Under my plan, candidates will be barred from playing instruments while on the campaign trail. Everyone remembers Bill Clinton’s thrust in popularity after he played the saxophone on late night television. Mike Huckabee recently showed up on Jay Leno playing the bass guitar. (Less memorable was Steve Forbes’ performance of Black Sabbath’s “Paranoid” on the triangle.) Whether a candidate can play a few notes on an instrument doesn’t tell me what I need to know about their position on CAFTA.
Finally, we need to get rid of all these troublesome catchwords that seem to be getting people so excited. Obama should be limited to two uses of the word “hope” per speech. Huckabee should only be allowed to refer to God as “the man who lives in the clouds,” and will be limited to using the following joke, written by my four year-old daughter:
Q: “What did the fish say to the seaweed?”
A: “Fish can’t talk!”
All of these important reforms will give real people a chance to run for office. Real ugly, dull, uninformed people.
Then again, maybe we should just recognize that voters are smarter and more complex than we have given them credit for. Maybe the things we think influence their votes, like “excessive” campaign spending, aren’t really all that important. Perhaps citizens see through campaign ads and pick their elected officials on actual substance.

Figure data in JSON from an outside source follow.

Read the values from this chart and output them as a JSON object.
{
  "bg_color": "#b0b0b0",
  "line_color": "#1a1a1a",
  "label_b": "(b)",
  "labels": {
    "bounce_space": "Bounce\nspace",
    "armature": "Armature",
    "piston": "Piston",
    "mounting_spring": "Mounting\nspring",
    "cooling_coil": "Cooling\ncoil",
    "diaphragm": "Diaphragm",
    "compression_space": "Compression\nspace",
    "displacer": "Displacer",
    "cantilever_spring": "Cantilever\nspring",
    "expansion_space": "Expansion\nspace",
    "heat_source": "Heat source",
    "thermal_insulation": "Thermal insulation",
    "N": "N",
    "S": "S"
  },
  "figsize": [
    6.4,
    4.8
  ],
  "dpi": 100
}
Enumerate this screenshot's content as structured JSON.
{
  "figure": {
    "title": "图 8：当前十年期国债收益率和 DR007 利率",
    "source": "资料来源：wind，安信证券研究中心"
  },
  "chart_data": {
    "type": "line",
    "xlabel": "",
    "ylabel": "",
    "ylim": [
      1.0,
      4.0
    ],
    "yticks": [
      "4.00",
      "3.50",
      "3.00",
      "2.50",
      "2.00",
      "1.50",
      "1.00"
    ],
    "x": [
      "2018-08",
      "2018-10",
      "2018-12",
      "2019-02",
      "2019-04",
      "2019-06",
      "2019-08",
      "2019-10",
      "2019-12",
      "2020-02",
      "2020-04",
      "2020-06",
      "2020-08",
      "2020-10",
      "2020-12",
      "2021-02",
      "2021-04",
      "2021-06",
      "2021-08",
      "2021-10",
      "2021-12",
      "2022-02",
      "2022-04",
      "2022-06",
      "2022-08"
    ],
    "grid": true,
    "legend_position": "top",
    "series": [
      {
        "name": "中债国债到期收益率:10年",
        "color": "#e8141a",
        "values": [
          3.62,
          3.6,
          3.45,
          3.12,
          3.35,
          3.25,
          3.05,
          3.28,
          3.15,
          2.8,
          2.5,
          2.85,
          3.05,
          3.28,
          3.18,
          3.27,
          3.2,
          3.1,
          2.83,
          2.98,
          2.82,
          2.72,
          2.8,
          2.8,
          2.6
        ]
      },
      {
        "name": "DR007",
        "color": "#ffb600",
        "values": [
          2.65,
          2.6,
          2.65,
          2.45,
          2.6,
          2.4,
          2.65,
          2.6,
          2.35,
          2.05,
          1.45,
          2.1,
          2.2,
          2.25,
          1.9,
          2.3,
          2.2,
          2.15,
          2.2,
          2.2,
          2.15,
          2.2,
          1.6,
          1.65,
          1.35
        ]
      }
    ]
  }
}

Undeterred, good government groups in Wisconsin forge on with their plans to use taxpayer money to solve the fundraising “arms race” that leaves some candidates with more money than others. These groups believe candidates raise money, which makes them more viable. In fact, they have it exactly backward – it is the best candidates that are able to attract contributions once they have demonstrated their electoral worthiness. What they do with their funds at that point is their own business – and quite often doesn’t mean victory. Until we can control for all the variables in a campaign, some candidates will continue to have natural advantages that appeal more broadly to voters.
-January 10, 2008
UPDATE: Originally, this column suggested Charles Bronson as the go-to washed up action star. Unfortunately, it appears that Bronson has been practicing his own vigilante brand of justice in heaven since 2003. RIP.